Tuesday, July 12, 2016

Scientists achieve direct brain-to-brain communication between humans


Telepathy is the stuff of science fiction. But what if the dystopian futurists were on to something? What if our brains could directly interact with each other, bypassing the need for language? The idea isn’t quite so far fetched, according to a recent University of Washington study in which researchers successfully replicated a direct brain-to-brain communication between two people.

Participants in this study played a question-and-answer game over the internet in which signals were transmitted from one brain to the other. This study is the first to show that two brains can be directly connected to enable someone to guess what is on another person’s mind.

“This is the most complex brain-to-brain experiment, I think, that’s been done to date in humans,” said lead author Andrea Stocco, an assistant professor of psychology and a researcher at UW’s Institute for Learning & Brain Sciences.

“It uses conscious experiences through signals that are experienced visually, and it requires two people to collaborate,” Stocco said.

“The first participant, or “respondent,” wears a cap connected to an electroencephalography (EEG) machine that records electrical brain activity. The respondent is shown an object (for example, a dog) on a computer screen, and the second participant, or “inquirer,” sees a list of possible objects and associated questions. With the click of a mouse, the inquirer sends a question and the respondent answers “yes” or “no” by focusing on one of two flashing LED lights attached to the monitor, which flash at different frequencies.

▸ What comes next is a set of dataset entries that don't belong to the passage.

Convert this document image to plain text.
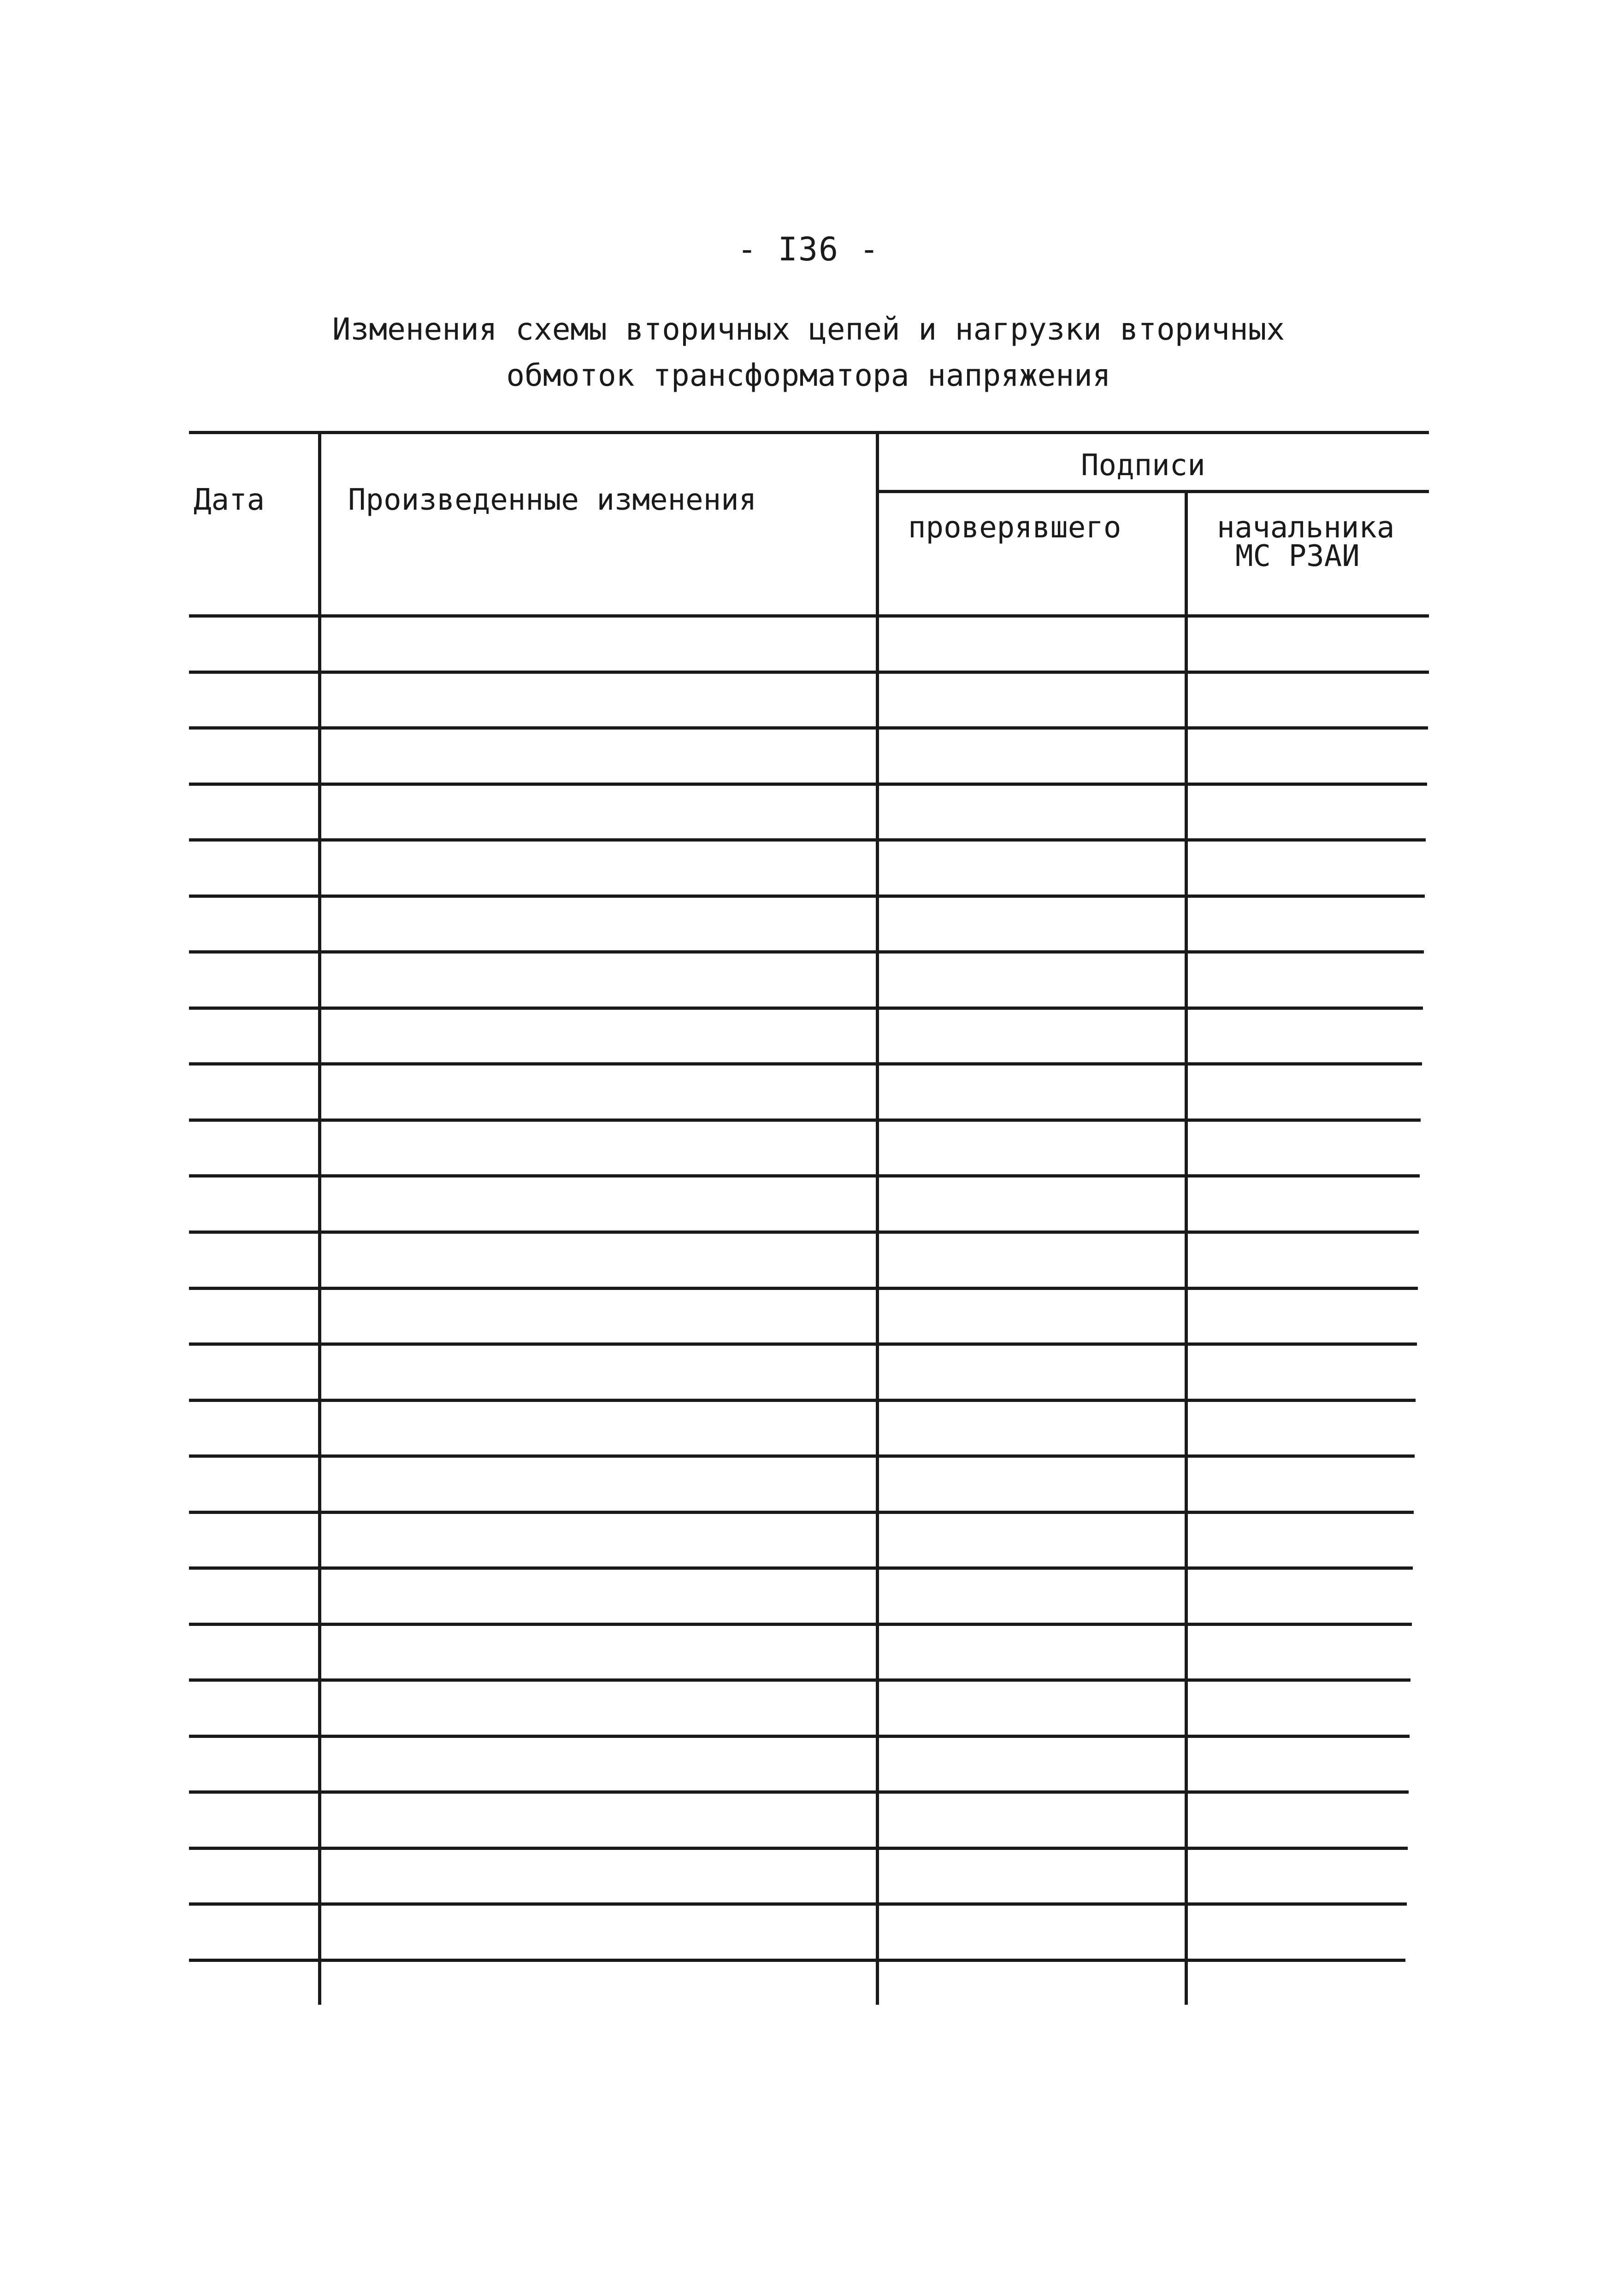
- I36 -
Изменения схемы вторичных цепей и нагрузки вторичных
обмоток трансформатора напряжения
Дата	Произведенные изменения
Подписи
проверявшего	начальника
МС РЗАИ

A “no” or “yes” answer both send a signal to the inquirer via the Internet and activate a magnetic coil positioned behind the inquirer’s head. But only a “yes” answer generates a response intense enough to stimulate the visual cortex and cause the inquirer to see a flash of light known as a “phosphene.” The phosphene — which might look like a blob, waves or a thin line — is created through a brief disruption in the visual field and tells the inquirer the answer is yes. Through answers to these simple yes or no questions, the inquirer identifies the correct item.”

72% of the time, participants guessed the correct object.

“They have to interpret something they’re seeing with their brains,” said co-author Chantel Prat, a faculty member at the Institute for Learning & Brain Sciences and a UW associate professor of psychology. “It’s not something they’ve ever seen before.”

Andrea Stocco and Chantel Prat received a $1 million grant from the W.M. Keck Foundation. This gave them the opportunity to broaden their studies on decoding even more complex brain interactions. Currently, they are exploring the possibility of “brain tutoring.” In essence, brain tutoring is simply transferring knowledge from a teacher to a pupil. This could also be used to transfer signals from a healthy brain to ones that are developmentally impaired, or ones that have been affected by strokes or accidents.

Another aspect of their experiments is brain-state transmissions. What this means is sending signals from an alert subject, to a sleepy one, or from a focused pupil to one who suffers from A.D.H.D.

“Imagine having someone with ADHD and a neurotypical student,” Prat said. “When the non-ADHD student is paying attention, the ADHD student’s brain gets put into a state of greater attention automatically.”

Both Stocco and Prat are excited to discover what possibilities lie uncovered in the human brain.

“Evolution has spent a colossal amount of time to find ways for us and other animals to take information out of our brains and communicate it to other animals in the forms of behavior, speech and so on,” Stocco said. “But it requires a translation. We can only communicate part of whatever our brain processes.

“What we are doing is kind of reversing the process a step at a time by opening up this box and taking signals from the brain and with minimal translation, putting them back in another person’s brain,” he said.